September 26, 2016 8:00 AM
Georgians have four proposed Constitutional amendment questions on their November ballots this November. I’ve already belabored the point of voting NO on Amendment 3 regarding the dissolution of the Judicial Qualifications Commission, but there is another of equal importance: Amendment 2 for the Safe Harbor Act.
What it will do:
- The Amendment will allow the state of Georgia to impose a $5,000 annual tax, a 1% of the gross revenue for the company – whichever is greater, on adult entertainment establishments.
- The money collected will be directed to a NEW bureaucratic commission responsible for funding victim rehabilitation.
- Georgia’s civil forfeiture practices will be expanded as law enforcement agencies will be able to seize additional assets of accused persons prior to a conviction.
A little background:
The legislation, and the enabling bill to place the measure on the ballot, was passed in 2015. I wrote about the legislation extensively beginning from the day it dropped, I was working at the Capitol at the time.

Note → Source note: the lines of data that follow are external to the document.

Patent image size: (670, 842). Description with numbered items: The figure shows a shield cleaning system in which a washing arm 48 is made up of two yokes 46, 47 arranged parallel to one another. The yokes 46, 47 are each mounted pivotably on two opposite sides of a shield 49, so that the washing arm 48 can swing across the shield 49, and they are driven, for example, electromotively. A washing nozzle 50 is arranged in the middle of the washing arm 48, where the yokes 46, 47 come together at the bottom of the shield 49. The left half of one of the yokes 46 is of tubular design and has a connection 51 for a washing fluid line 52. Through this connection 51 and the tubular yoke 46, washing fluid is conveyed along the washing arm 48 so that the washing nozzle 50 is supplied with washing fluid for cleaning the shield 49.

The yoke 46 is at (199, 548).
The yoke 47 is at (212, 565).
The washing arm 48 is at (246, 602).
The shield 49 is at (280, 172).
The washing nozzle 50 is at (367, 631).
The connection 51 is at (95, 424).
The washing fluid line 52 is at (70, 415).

At one point, I called the legislation ‘The Most Dishonest Bill of the 2015 Session’ in one of my columns. I stand by the statement, and since it’s been 18 months since the legislation passed, I’m even more confident in that statement. Since the crusade against adult entertainment industries, not a single arrest relating to human or sex trafficking has been made at a strip club, or in the proximity of strip club. In fact, during the Committee Hearings for the bill, not a single victim testified that they were victimized at strip clubs. Each one noted the crimes were a result of the internet. If that’s the case, shouldn’t they be taxing the internet? (That’s sarcasm)
Just recently, the bill’s sponsor, Senator Renee Unterman admitted as much to the Macon Telegraph, ““People in the rural areas they say, ‘It doesn’t happen here.’ (But) it happens any place you got the internet. You got chat rooms and kids run away from home. Or they make an acquaintance in the chat rooms, and they get picked up,” she said.
Worse, this government-growing legislation was brought to you, in full, by House and Senate Republicans.
After the bill passed both chambers, before the Governor even signed it into law, the stripper lobby made it clear they would challenge the law – and they have a Constitutional basis to do so.
Why defeat of the Amendment is necessary:
The Amendment is being sold to the public as one that aid in the reduction of human trafficking in Georgia and an initiative that will protect children. The blunt reality is that THIS AMENDMENT WILL DO NEITHER. It simply does not have the capability to do such a thing. If a strip club is doing something illegal, local governments and law enforcement have the ability to sanction the establishment or shut them down. Imposing a tax and throwing money at a problem will not fix it.
More importantly – taxing an unrelated industry is immoral.
The State of Georgia already has too many governmental entities. There is no conservative argument to create a NEW Commission for the sole purpose of funneling money. Isn’t that the reason we already have dozens of anti-human trafficking non-profit organizations? I’m sure they have a better idea of how to allocate resources, anyway.
I can assure you, it isn’t a popular position to take, but that doesn’t mean it isn’t the right position. Who wants to vote against children? Worse, who wants to be on the side of the strippers? I can assure you, it wasn’t me. But the precedent this sets is dangerous. We have a Republican majority in the House and Senate, but what happens when that changes? What happens when it’s gun shops or army surplus stores or health insurance companies or any other industry that’s directly affected by the $5,000 fee because some legislators disapprove?
This isn’t about being in favor of strip clubs. This is strictly about being pro-free market, pro-small government, and anti-taxation. What makes us so great? People can do things we don’t approve of and the world keeps turning.
The State of Georgia has no vested governmental interest, Constitutional or otherwise, in collecting money for human trafficking victims. If they did, they wouldn’t have to amend the Georgia Constitution in order to do it.
Send Georgia legislators a message and let them know that taxation isn’t a tool to punish what they don’t like. VOTE NO on Amendment 2 for the Safe Harbor Act on November 8th.